According to Miss Garcia’s last letter, she was. But Emily wasn’t thinking about Miss Garcia’s letter. She was thinking about Jo’s. And because of that, she found herself shaking her head as the wickedness of it proved suddenly contagious.
“No,” she said. “Still quite ill. In fact, because of that, I was considering moving our next appointment up a bit, to see what I can do to improve her condition. I meant to ask if you could cover for me at the hospital this weekend, so I can get to London...with a little more time to spare.”
Dearest Jo,
I am still very interested in seeing you again when I return to London. So interested that I have arranged to come earlier than anticipated, to ensure I can dedicate a full evening to socializing. I look forward to seeing you along with whatever “views” you may allow me to appreciate...

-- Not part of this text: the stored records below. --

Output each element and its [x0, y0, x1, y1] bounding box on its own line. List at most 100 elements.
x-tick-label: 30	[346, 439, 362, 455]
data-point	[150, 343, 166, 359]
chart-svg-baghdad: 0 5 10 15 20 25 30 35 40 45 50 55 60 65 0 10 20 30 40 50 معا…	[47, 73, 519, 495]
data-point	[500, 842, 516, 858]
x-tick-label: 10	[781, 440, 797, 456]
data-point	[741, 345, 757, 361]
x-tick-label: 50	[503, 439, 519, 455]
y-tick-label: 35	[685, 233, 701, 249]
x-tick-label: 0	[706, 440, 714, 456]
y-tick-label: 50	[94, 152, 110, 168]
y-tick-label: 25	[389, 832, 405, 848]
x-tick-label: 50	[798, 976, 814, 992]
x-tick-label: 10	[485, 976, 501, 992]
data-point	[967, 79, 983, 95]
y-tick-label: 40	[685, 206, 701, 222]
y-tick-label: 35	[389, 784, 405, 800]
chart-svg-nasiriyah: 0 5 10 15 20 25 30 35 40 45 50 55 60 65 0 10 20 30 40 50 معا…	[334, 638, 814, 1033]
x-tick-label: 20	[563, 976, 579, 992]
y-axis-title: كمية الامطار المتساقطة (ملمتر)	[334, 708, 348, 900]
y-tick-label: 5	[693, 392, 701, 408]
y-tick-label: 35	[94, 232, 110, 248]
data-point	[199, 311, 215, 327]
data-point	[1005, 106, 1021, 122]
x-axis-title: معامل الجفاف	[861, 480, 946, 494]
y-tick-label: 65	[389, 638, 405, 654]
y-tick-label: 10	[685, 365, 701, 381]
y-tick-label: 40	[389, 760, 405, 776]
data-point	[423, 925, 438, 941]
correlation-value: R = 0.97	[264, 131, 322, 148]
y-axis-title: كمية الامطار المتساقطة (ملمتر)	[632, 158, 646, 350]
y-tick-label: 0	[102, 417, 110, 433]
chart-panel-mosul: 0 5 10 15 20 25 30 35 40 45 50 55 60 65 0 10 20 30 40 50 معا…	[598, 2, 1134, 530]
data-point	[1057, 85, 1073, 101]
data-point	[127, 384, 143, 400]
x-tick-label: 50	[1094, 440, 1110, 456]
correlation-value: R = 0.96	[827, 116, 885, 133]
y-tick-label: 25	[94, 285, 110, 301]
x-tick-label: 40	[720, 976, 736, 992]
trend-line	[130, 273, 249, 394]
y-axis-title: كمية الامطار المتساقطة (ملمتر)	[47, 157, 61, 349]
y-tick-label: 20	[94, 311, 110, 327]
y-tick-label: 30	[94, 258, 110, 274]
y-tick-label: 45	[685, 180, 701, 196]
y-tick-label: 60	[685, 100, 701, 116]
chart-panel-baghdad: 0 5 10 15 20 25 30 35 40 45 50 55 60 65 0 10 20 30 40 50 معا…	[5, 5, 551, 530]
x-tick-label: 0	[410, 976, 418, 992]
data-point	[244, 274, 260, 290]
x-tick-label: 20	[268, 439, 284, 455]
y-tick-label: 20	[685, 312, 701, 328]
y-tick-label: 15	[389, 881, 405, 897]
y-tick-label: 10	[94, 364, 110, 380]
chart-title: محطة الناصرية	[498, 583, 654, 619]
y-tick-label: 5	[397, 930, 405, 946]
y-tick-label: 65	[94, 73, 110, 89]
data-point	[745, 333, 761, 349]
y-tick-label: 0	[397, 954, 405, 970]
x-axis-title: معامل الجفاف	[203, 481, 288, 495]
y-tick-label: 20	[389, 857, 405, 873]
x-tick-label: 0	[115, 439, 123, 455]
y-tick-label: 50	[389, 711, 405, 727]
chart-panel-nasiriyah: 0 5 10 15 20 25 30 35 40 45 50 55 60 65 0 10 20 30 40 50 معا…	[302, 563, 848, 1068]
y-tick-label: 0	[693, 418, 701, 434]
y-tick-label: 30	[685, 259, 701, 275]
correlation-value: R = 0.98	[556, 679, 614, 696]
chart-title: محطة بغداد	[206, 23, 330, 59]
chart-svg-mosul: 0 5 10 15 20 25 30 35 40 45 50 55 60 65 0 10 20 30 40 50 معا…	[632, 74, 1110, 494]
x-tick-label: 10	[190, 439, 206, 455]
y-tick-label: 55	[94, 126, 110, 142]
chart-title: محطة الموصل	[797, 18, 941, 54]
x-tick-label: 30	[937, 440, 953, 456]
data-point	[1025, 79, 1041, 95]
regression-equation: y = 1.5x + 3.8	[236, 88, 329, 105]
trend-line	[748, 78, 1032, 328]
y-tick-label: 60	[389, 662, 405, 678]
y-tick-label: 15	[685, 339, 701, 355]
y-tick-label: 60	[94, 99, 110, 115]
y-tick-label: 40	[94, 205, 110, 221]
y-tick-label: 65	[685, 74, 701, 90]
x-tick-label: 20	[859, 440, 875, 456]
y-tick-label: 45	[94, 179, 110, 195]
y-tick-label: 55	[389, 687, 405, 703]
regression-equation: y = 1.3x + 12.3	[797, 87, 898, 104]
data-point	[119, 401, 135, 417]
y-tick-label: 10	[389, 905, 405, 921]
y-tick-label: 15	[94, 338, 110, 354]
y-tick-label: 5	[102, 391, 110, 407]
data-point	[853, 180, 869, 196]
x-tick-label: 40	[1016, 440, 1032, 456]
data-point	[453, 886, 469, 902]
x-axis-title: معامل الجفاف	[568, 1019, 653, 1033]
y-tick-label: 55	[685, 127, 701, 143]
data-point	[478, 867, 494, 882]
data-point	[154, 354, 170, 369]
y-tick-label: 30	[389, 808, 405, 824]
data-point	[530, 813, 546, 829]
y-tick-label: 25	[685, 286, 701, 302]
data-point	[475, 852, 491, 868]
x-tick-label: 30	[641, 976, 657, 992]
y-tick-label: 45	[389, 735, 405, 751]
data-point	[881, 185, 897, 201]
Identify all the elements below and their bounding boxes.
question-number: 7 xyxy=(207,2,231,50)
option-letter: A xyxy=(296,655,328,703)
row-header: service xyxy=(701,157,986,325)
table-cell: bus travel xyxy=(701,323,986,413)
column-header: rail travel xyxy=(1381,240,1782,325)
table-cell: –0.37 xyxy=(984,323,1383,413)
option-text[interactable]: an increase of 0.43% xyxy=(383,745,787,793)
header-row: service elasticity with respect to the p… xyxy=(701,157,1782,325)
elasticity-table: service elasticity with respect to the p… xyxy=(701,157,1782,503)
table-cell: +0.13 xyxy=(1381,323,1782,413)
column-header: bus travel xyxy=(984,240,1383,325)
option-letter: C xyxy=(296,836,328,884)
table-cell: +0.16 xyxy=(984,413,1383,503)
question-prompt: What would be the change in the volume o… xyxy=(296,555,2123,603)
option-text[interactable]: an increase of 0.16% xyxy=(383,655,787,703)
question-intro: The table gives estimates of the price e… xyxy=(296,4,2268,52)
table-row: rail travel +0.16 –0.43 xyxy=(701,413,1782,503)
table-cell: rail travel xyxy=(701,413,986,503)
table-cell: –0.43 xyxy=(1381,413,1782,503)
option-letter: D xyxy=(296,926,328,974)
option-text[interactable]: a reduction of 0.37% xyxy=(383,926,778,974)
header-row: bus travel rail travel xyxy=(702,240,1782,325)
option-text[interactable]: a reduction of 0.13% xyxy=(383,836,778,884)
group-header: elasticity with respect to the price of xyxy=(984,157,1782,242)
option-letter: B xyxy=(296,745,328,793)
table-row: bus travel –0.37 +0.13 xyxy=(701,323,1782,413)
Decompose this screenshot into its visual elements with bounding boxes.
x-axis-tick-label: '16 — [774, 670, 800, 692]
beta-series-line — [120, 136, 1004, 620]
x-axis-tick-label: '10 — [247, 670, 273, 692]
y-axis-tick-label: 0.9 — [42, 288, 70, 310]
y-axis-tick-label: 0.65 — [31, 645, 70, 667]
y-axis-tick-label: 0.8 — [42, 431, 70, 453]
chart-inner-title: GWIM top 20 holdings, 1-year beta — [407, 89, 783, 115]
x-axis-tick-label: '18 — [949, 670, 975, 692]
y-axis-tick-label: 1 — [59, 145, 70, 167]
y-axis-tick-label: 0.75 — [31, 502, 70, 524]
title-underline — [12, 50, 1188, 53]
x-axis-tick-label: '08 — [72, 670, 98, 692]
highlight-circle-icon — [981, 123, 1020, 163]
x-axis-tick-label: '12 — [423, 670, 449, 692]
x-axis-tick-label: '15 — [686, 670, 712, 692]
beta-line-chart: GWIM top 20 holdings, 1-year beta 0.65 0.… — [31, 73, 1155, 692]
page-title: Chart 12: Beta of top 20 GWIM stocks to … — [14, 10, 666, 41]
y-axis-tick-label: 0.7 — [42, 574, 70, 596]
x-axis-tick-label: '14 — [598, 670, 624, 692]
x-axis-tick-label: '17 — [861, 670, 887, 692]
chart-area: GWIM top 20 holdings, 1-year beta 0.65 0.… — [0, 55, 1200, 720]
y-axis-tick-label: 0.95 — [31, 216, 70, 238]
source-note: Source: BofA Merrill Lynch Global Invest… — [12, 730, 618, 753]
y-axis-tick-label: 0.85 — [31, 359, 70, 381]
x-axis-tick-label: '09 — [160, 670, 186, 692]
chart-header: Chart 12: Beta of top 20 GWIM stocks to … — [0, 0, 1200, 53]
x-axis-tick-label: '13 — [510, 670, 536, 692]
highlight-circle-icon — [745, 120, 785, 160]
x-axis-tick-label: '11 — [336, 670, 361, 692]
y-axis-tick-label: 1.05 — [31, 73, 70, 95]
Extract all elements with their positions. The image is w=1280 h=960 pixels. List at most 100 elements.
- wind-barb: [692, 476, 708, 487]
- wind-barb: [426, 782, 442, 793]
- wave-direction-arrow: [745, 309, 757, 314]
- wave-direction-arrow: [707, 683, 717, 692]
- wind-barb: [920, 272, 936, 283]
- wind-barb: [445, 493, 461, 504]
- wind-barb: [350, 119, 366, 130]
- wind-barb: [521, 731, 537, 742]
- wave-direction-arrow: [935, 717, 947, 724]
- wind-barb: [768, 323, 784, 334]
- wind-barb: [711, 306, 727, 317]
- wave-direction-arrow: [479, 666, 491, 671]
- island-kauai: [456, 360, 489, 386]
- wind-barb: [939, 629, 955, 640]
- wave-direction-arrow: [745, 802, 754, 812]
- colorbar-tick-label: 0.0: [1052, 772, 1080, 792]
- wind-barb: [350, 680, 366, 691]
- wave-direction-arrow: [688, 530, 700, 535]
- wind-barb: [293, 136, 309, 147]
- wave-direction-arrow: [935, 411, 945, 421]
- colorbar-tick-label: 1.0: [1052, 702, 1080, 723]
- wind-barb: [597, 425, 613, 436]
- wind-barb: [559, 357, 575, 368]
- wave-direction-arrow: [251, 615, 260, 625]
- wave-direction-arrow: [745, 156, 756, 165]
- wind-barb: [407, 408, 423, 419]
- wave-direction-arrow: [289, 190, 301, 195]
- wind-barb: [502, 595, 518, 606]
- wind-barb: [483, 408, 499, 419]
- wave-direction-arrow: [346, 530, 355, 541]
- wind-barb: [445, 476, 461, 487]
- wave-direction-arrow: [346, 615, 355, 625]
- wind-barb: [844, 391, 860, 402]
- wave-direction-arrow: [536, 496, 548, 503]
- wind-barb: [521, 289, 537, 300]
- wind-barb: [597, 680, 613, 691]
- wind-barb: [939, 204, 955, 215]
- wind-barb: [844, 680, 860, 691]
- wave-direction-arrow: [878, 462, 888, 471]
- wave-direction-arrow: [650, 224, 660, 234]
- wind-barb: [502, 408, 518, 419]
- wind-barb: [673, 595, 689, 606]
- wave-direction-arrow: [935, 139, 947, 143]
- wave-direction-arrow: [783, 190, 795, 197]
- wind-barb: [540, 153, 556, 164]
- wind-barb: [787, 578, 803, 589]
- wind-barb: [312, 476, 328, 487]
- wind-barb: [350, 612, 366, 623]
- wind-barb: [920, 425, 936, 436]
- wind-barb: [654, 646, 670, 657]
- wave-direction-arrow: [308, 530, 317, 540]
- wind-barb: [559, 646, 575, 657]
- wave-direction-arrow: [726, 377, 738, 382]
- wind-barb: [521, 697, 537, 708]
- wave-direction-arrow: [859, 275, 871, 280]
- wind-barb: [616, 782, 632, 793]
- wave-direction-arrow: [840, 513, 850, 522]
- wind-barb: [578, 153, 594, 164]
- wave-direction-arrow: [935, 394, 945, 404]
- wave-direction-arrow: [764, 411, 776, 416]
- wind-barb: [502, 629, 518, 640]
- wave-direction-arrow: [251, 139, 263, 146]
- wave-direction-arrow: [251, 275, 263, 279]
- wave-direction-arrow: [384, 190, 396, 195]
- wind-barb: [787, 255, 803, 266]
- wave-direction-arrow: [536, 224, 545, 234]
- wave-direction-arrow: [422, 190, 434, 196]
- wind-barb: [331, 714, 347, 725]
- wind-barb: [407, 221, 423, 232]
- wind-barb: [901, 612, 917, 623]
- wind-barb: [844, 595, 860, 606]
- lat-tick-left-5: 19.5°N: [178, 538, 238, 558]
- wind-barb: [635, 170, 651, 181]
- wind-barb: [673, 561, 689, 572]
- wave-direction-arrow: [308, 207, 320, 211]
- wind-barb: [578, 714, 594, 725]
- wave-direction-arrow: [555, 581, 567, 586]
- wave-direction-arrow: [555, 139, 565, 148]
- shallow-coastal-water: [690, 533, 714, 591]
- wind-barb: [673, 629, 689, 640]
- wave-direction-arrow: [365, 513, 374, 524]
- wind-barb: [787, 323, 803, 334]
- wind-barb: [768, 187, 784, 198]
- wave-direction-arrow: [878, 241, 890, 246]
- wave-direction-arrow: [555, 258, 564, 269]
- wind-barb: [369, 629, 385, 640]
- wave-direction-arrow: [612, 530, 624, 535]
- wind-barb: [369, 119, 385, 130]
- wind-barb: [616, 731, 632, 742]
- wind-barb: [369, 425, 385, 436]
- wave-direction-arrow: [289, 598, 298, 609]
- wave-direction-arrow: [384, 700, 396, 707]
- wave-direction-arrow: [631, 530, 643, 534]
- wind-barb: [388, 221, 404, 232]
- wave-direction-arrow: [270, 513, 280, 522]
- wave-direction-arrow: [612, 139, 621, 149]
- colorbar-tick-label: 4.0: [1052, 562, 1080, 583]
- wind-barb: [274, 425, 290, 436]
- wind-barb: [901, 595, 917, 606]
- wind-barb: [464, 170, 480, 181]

Jo’s response came a few days later. It was very brief. On one side of it were the words Let’s meet at our own place this time, followed by the address of The Orchid and Pearl Society House.
On the other was quite a view indeed.
It was Miss Jo herself, at least ten years younger. Had Emily not known who it was already, she might have been impossible to recognize, covered in cosmetics and curls from the neck up, and covered in nothing but a black corset and knickers from the neck down. She was blowing a kiss and smirking at the camera, her eyes full of a devious light.
But that wasn’t where the delight and decadence ended.
Because the Miss Jo of today had made sure that she was represented in the artwork as well. She’d doodled a few details atop the original; a bowler hat, a mustache, a bowtie, and a cigar streaming inky curlicues toward the border had been added with care.
The feeling Emily got when she looked at it, joy and laughter and an instant flare of heat between her legs...it wasn’t like anything she’d encountered in a schoolgirl infatuation or practical arrangement at the college, that was certain. It was just as garish and unnecessary as she’d assumed. But rather than filling her with disgust, the combination of beauty and comedy ran her straight through with happiness she’d been sure was out of her reach until this one utterly irresponsible moment.
She ignored the nagging of her conscience, her morals, her intellect as she packed the more flattering of her simple skirts up for the weekend. So what if she’d stretched the truth of her trip to London a bit? What did it matter that she was still foolishly waiting on the respect from her father and brother that seemed unlikely to ever come? Who cared if she’d happily partaken of a vice that would appall nearly everyone she knew? Everything was changing anyway. In fact, if she could not figure out how to convince the hospital to keep giving her shifts once they no longer needed Papa’s services, or to get more than one desperate actress to actually pay her to practice medicine in any specialty, everything might very well be ruined.
If Miss Jo’s companionship was proving to ruin her a bit further, well...
Maybe she could explain, while she was at the task of ruination, exactly how one went about starting over from scratch to build up something just a touch more decadent.